ALTA POLARIZAÇÃO – Diante da “alta polarização”, diz por exemplo Baleia Rossi, presidente do MDB, simplesmente o melhor é ficar neutro. E cada diretório regional apoia quem quiser. Até quem tem candidato próprio, como o PSD, se comporta assim. Dependendo do lugar, vai de Lula. Ou de Caiado, ou de Flavio – nessa estratégia, tanto faz.

Esse é o estado da arte da geringonça ideológica brasileira. Resultado também do fato de o Brasil não dispor de partidos que mereçam esse nome, algo exaustivamente ressaltado por cientistas políticos.

É um fenômeno de longa data, mas ganhou proporções ainda maiores com a distorção na relação entre os poderes.

PRESIDENTE FRACO? – As emendas parlamentares fizeram o Legislativo avançar sobre prerrogativas do Executivo. Os problemas que isso causa para políticas públicas é assunto fartamente abordado, mas aqui o foco é outro.

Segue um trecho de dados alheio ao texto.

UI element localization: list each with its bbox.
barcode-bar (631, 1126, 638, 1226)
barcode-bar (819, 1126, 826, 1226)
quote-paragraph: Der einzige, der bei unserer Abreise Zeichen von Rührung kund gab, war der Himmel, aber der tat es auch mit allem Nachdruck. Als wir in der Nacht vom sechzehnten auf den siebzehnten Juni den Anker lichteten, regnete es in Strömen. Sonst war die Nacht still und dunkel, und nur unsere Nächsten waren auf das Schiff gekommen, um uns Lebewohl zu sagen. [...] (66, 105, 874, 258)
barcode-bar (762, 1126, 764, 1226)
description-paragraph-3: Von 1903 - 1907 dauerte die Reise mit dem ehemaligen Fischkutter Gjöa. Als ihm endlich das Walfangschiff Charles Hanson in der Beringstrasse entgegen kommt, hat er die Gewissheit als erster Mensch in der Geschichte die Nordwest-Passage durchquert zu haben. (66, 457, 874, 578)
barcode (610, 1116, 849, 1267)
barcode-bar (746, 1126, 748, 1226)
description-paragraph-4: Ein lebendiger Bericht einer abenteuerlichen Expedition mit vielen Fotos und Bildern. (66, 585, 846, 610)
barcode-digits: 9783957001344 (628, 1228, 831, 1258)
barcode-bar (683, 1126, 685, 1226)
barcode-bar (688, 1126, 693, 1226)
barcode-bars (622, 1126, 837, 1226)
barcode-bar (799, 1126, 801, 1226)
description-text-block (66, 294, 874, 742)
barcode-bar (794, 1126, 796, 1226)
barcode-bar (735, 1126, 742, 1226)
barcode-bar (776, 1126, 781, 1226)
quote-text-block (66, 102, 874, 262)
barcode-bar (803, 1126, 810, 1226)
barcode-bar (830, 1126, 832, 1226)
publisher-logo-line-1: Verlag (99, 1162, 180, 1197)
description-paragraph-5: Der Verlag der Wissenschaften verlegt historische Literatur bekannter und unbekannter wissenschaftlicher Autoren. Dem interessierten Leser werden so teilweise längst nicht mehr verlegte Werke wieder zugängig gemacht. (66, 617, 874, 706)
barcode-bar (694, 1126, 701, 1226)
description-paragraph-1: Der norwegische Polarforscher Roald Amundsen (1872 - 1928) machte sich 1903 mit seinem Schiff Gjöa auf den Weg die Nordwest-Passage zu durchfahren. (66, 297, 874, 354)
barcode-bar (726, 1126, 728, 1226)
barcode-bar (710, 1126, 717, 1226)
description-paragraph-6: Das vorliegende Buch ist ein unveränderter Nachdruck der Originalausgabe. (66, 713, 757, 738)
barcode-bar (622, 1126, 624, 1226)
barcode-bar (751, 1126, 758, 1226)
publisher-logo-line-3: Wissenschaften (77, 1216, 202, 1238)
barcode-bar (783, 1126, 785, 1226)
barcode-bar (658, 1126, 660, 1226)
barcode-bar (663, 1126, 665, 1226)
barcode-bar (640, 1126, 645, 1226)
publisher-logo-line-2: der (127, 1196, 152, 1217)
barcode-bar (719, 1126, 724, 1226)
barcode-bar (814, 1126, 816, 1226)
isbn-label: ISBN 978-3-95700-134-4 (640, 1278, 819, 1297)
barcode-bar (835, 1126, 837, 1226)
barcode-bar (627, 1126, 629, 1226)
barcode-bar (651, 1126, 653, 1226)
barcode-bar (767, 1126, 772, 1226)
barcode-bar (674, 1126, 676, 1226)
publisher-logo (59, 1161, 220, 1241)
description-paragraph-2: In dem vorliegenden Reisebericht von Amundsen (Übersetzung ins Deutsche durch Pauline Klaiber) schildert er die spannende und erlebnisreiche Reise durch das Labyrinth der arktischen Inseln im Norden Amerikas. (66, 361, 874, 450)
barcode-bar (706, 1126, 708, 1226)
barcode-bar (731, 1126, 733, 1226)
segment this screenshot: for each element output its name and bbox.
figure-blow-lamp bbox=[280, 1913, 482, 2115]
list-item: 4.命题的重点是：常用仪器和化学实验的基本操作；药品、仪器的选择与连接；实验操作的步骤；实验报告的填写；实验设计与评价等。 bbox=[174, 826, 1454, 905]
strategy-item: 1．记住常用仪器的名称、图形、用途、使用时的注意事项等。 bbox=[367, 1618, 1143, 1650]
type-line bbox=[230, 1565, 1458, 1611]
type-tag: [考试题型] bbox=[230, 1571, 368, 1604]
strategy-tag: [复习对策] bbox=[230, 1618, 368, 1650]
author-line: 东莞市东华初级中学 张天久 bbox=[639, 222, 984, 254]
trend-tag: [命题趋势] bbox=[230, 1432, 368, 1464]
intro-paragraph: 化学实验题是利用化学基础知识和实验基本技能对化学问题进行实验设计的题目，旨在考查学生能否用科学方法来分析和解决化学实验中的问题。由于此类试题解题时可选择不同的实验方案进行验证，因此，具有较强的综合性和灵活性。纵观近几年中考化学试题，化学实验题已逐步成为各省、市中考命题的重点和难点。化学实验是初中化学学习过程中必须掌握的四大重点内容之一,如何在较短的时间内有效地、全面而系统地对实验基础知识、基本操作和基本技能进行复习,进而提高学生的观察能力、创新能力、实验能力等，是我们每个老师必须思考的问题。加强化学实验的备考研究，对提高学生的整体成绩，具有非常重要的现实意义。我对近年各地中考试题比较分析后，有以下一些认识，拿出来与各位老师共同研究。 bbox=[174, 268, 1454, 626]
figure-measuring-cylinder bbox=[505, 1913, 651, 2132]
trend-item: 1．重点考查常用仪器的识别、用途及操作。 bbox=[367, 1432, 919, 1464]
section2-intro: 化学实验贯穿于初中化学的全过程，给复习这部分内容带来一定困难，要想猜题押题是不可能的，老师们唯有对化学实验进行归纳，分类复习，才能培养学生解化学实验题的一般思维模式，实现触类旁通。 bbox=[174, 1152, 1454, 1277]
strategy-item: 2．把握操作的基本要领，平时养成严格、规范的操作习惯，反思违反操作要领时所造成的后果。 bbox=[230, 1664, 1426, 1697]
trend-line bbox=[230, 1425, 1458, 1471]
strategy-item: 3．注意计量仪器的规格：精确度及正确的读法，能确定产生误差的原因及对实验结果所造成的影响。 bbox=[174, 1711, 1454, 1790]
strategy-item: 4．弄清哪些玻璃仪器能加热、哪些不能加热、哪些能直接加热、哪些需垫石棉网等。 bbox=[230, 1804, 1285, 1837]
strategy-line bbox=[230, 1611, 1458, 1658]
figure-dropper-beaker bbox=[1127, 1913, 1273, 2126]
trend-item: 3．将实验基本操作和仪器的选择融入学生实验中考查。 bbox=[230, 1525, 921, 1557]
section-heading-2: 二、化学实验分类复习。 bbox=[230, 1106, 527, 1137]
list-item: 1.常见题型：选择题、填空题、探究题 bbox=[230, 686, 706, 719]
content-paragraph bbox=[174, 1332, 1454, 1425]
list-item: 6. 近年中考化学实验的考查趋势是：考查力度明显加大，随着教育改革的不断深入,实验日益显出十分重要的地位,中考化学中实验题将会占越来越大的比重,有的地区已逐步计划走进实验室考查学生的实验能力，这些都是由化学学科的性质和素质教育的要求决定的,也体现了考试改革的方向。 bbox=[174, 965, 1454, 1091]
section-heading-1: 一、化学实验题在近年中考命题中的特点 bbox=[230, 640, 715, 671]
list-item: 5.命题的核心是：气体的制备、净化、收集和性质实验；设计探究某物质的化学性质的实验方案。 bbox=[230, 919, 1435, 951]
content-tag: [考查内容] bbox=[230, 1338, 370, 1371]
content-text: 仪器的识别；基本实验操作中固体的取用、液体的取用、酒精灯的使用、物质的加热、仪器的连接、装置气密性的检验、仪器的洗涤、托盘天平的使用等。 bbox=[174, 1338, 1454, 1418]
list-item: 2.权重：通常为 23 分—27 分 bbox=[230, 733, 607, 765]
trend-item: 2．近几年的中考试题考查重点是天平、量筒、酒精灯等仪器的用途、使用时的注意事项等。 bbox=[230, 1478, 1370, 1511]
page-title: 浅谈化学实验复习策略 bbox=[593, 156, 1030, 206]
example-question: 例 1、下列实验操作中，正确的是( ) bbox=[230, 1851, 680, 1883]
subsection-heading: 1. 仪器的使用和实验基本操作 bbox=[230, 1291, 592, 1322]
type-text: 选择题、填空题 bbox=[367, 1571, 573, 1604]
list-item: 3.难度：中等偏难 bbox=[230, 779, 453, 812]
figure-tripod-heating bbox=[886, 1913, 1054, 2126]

Se os caciques partidários acham que qualquer presidente é fraco, e muito poderoso o conjunto de parlamentares abastecidos com verbas polpudas, ainda por cima consolidando oligarquias, quem vai contrariá-los? Ora, o Supremo.

O ministro Flávio Dino tem nas mãos um petardo nuclear, que é declarar a inconstitucionalidade das emendas impositivas. E está cuidando disso. Suas ações mais recentes incluíram ir à caça dos caciques partidários.

E O PLANO? – Dino acaba agora de intimar os presidentes das duas casas legislativas e o da República a apresentar um “plano de responsabilidades” para destinação de emendas parlamentares. É o STF como guardião da governança?

Esse enfrentamento tem o potencial de criar um cenário de desobediência civil – não, evidentemente, com os atuais presidentes das casas legislativas. Como alguns integrantes do STF, Davi Alcolumbre e Hugo Motta também estão envolvidos não só em alianças políticas de oportunidade, mas com os nomes citados no noticiário do escândalo Master.

É difícil imaginar que a caneta do ministro faça as coisas voltarem ao “status quo ante”, pois os parlamentares consideram as emendas como um imutável direito adquirido, e por ele irão à luta. Tanto faz com quem?